World leaders must increase their commitments to conserving land and water, and quickly, if a stable climate and high quality of life are to be preserved in the near future, a new scientific study argues. Countries should double their protected zones to 30 percent of the Earth's land area, and add 20 percent more as climate stabilization areas, for a total of 50 percent of all land kept in a natural state, scientists conclude. All of this needs to be done by 2030 to have any real hope of keeping climate change under the "danger zone" target of 2.7 degrees Fahrenheit and to prevent the world's ecosystems from unraveling-according to an ambitious plan called the Global Deal for Nature.

"The benefits of protecting 50 percent of nature by 2030 are tremendous," says Eric Dinerstein, director of biodiversity and wildlife solutions at RESOLVE, a non-profit group, and lead author of a new paper published Friday in Science Advances titled "A Global Deal For Nature: Guiding principles, milestones, and targets."

This is the first science-based plan with clear milestones on why it's vital to achieve these goals and how it could be done, says Dinerstein. It's not widely understood that large areas of forests, grasslands, and other natural areas are needed to soak up carbon emissions, he adds. Intact forests and especially tropical forests sequester twice as much carbon as planted monocultures, for example.

Only when 50 percent of the Earth's terrestrial areas are protected, along with substantial cuts in fossil-fuel use and major increases in renewable energy, will we have a good chance of meeting the Paris climate target of fewer than 2.7 degrees Fahrenheit of warming, the scientists argue. And if warming goes beyond 2.7 degrees Fahrenheit, we lose some of those natural systems and the services they provide humanity, including their ability to absorb carbon, Dinerstein says. "We can't have a safer climate without protecting 50 percent of the Earth and vice versa."

"Every morsel of food, every sip of water, the air we breathe is the result of work done by other species. Nature gives us everything we need to survive," says Enric Sala, a National Geographic Explorer-in-Residence and lead of the National Geographic Society's work as part of the Campaign for Nature, a partnership with the Wyss Campaign for Nature to inspire the protection of 30 percent of the planet by 2030.

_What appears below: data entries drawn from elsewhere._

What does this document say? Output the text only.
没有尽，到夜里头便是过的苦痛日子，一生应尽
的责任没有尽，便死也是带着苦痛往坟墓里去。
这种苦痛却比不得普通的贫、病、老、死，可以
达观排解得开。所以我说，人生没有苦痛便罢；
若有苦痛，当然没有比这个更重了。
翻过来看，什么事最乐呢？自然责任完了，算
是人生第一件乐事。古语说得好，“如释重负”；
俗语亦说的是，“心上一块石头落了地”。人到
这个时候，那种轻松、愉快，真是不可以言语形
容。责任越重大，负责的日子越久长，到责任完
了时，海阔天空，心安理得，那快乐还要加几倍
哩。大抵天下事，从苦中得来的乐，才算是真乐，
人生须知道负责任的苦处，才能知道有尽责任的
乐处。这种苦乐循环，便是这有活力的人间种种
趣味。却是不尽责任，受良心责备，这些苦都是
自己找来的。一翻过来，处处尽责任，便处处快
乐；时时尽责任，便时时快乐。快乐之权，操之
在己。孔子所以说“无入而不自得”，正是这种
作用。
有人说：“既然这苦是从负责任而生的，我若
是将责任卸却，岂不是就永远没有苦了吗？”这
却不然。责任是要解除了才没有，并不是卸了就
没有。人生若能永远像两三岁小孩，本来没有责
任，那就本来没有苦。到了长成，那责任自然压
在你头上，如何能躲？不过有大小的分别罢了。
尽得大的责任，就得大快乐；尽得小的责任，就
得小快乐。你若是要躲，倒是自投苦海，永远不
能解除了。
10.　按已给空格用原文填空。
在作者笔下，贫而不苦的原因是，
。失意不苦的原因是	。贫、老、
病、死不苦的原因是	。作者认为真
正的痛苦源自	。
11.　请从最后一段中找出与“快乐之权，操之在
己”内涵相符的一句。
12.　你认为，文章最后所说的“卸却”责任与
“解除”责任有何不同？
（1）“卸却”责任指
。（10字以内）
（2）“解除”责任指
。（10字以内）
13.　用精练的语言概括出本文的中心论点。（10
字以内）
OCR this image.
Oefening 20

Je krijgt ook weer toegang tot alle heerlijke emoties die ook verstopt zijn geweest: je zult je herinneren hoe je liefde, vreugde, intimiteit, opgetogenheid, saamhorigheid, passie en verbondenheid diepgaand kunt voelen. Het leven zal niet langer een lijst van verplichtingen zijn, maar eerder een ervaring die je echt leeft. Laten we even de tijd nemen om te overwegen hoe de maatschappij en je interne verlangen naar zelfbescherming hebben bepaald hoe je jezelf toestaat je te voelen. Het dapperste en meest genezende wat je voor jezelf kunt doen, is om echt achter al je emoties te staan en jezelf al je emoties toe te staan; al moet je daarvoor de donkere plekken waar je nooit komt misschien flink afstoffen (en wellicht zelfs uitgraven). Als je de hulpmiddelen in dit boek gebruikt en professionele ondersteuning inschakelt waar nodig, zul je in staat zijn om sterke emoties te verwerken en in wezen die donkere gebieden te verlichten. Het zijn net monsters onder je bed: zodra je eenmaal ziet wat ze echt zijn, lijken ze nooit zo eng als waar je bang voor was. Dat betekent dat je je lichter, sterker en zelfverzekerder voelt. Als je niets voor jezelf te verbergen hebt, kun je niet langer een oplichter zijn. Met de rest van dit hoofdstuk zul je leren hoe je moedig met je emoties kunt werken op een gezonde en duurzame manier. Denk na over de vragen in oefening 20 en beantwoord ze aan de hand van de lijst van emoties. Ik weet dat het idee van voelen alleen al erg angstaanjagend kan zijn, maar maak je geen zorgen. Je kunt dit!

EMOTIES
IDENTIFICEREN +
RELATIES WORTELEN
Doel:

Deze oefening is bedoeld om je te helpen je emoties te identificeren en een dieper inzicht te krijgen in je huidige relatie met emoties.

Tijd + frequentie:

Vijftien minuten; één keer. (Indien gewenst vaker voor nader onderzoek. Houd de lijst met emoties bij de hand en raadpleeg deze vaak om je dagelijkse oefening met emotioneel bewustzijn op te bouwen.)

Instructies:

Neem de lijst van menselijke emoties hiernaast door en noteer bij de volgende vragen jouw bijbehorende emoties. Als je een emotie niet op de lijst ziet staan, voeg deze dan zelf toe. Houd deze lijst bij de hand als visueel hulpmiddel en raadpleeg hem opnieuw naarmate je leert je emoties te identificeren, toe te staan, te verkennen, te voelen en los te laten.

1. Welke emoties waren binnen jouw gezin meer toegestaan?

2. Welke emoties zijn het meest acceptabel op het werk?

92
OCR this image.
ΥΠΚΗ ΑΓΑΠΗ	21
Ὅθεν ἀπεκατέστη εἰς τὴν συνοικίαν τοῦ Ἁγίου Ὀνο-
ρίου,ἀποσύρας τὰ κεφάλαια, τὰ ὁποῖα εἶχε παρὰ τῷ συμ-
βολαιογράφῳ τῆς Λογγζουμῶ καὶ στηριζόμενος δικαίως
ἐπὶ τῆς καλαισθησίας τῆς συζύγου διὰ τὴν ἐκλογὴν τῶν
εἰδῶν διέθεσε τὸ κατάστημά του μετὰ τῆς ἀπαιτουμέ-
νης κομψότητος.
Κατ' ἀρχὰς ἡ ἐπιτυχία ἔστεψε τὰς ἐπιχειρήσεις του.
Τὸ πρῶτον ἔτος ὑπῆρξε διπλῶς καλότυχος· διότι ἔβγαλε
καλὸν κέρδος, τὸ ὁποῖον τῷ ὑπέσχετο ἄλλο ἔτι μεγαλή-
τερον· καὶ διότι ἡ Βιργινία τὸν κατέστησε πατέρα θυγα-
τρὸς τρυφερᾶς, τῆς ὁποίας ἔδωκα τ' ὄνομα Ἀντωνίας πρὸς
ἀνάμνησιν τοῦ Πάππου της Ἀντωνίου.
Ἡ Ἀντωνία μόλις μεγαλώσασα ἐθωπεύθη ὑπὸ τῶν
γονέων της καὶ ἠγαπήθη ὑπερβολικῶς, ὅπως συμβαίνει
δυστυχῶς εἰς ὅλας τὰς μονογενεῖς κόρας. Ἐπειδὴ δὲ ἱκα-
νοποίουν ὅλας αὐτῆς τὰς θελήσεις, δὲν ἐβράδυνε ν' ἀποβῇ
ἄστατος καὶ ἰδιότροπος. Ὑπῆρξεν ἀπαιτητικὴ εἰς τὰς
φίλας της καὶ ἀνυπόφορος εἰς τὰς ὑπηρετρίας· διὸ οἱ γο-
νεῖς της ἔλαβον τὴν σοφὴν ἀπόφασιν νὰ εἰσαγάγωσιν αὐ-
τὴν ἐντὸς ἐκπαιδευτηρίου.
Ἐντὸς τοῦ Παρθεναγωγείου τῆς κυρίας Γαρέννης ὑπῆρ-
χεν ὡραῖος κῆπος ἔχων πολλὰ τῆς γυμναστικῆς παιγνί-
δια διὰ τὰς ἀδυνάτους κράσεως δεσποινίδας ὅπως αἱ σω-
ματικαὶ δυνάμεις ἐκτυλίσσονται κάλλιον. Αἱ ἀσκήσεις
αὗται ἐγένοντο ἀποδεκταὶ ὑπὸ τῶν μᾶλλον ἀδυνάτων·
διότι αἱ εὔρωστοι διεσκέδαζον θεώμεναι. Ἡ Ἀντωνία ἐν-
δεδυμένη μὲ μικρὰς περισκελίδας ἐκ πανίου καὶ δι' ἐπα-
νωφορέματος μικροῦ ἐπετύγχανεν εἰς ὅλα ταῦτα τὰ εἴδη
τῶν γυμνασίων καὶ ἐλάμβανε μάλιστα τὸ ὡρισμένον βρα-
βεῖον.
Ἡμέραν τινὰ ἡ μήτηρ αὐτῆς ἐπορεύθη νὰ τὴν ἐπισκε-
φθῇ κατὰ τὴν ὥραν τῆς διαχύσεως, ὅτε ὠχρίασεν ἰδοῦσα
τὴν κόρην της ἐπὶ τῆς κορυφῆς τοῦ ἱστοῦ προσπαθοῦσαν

"Without them, there is no us," said Sala, noting that we are losing "them" at an accelerating rate and are close to a tipping point.

"If we had to manufacture our own oxygen it would cost 1,600 times the entire global GDP-if it was even possible," said Sala, who is a co-author of the Global Deal for Nature study.

Countries have already committed to protecting 17 percent on land and 10 percent of the oceans by 2020 under the Convention on Biological Diversity, or CBD. Yet most countries are not on target to meet the 2020 goals. The US is not a signatory to the convention. The head of the CBD, Cristiana Pașca Palmer, has said half of the world must be protected and nations will consider this proposal at a major meeting in China in 2020.